Pendidikan Karakter Lewat Kurban, Al-Azhar BSD Ajarkan Empati dan Kebersamaan kepada Siswa

waktu baca 2 menit
Rabu, 27 Mei 2026 17:53 6 Nazwa

KOTA TANGSEL | BD — Program tabungan kurban yang digelar Al-Azhar BSD tidak hanya menjadi sarana penghimpunan hewan kurban untuk Iduladha 1447 Hijriah, tetapi juga dimanfaatkan sebagai media pendidikan karakter bagi para siswa. Melalui program tersebut, para siswa diajarkan nilai empati, kepedulian sosial, hingga semangat berbagi kepada sesama sejak usia dini.

Ketua Panitia Kurban Al-Azhar BSD, Al Rudi mengatakan, pendidikan karakter menjadi salah satu tujuan utama dari pelaksanaan program kurban yang rutin digelar setiap tahun tersebut. Menurutnya, kebiasaan berbagi perlu ditanamkan sejak dini agar tumbuh menjadi karakter dalam kehidupan sehari-hari siswa.

“Yang paling penting bukan hanya jumlah hewan kurban yang terkumpul, tetapi bagaimana anak-anak belajar peduli, belajar berbagi, dan memahami bahwa ada masyarakat yang membutuhkan bantuan,” ujar Rudi, Rabu (27/5/2026).

Ia menjelaskan, dana kurban berasal dari infak sukarela para siswa yang disisihkan dari uang jajan mereka. Program tersebut melibatkan seluruh unit pendidikan di lingkungan Al-Azhar BSD, mulai dari tingkat TK hingga SMA.

Melalui proses tersebut, siswa tidak hanya diajak berpartisipasi secara materi, tetapi juga dikenalkan pada makna kurban sebagai bentuk keikhlasan, kepedulian, dan kebersamaan sosial.

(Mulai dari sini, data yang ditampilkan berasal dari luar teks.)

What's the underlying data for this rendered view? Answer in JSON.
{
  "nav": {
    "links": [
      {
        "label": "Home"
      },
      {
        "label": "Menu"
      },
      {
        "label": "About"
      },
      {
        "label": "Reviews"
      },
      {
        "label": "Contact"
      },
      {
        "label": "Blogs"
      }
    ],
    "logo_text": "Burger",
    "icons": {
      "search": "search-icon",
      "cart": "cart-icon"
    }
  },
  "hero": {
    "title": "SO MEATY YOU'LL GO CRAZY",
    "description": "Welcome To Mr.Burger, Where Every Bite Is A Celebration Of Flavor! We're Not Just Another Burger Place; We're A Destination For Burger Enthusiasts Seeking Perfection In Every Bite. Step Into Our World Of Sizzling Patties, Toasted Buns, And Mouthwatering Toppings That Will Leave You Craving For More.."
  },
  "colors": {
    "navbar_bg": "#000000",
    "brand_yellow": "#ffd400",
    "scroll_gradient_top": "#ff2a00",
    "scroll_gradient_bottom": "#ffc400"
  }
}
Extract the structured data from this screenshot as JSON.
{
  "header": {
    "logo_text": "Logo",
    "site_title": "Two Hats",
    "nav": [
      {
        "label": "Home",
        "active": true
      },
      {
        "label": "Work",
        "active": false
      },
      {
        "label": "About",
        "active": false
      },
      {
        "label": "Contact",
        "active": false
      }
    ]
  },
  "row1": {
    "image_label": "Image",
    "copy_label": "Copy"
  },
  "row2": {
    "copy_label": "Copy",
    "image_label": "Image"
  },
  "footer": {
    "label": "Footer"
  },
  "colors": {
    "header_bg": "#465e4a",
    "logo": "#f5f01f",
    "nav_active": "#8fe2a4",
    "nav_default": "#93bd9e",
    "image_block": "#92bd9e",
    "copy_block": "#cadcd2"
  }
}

“Anak-anak diajak memahami bahwa kurban bukan sekadar menyembelih hewan, tetapi juga tentang keikhlasan dan rasa empati terhadap sesama,” katanya.

Tahun ini, Al-Azhar BSD berhasil menghimpun 145 ekor kambing dan 13 ekor sapi untuk disalurkan kepada masyarakat. Distribusi hewan kurban diprioritaskan bagi warga di sekitar sekolah, kemudian diperluas ke sejumlah wilayah di Tangerang Selatan, Kota Tangerang, hingga Kabupaten Tangerang.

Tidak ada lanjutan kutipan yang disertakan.